Дмитрий Кантемир
Шрифт:
Отсюда я делаю вывод, что время предшествует движению, как отец — сыну, курица — яйцу и измеряемая вещь — мере. Следовательно, так как Аристотель дал определение, расположенное в обратном порядке, то различием времени он определил движение, а не время.
Доказывается также, что время было прежде движения, с помощью примера «случая» и «субъекта», которые являются атрибутами времени, и по отстранении вещей, которые из-за недостаточно глубокого подхода были приняты за время, выясняется, что до настоящего времени неизвестно, что такое время.

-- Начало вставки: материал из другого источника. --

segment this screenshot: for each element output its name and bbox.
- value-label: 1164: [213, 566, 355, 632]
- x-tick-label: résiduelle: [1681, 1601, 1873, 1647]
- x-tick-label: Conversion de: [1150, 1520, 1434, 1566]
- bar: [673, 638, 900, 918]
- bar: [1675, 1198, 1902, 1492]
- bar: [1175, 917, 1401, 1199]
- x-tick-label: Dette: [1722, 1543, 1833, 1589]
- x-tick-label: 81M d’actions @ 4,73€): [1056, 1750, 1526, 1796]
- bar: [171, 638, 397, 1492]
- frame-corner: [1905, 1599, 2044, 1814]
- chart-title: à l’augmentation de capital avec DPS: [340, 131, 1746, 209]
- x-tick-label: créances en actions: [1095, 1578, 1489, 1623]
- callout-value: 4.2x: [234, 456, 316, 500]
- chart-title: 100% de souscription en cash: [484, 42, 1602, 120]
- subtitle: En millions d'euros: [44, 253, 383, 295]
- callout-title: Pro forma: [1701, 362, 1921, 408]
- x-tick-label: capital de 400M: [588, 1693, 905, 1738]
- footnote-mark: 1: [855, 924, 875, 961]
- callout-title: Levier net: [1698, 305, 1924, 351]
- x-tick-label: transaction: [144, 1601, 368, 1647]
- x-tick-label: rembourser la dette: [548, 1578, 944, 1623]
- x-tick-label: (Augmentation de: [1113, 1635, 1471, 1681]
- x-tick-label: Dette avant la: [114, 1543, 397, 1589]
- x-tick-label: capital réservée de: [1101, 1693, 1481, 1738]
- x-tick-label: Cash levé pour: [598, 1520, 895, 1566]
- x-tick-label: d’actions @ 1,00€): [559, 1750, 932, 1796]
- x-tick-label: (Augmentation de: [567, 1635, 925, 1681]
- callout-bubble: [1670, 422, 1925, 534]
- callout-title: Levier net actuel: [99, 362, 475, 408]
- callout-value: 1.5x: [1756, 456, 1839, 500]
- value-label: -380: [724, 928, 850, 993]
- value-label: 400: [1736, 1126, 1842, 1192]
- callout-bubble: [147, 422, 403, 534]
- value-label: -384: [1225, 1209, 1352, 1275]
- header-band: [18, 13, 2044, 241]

Мы также утверждаем, что всякий случай по природе является последующим по отношению к субъекту, для которого он существует как случай, а мера всегда случайна и дополнительна по отношению к измеряемой вещи, стало быть, мера от природы следует за измеряемой вещью. Поэтому из определения, согласно которому время есть мера движения, выводится абсурдное заключение, что
Учитывая также, что как природа, так и явления природы не порождают ничего несвойственного им, кроме того, что им велено, станет очевидным, что все атрибуты времени, которые по […] привычке называются временем, не могут ни создавать, ни производить, ни показывать время и даже не могут касаться свойства, количества, качества или любой вещи, способной показать природу или сущность времени, так как, если мы упраздняем атрибуты времени, все же остается время, скрытое, неизвестное и неопределенное.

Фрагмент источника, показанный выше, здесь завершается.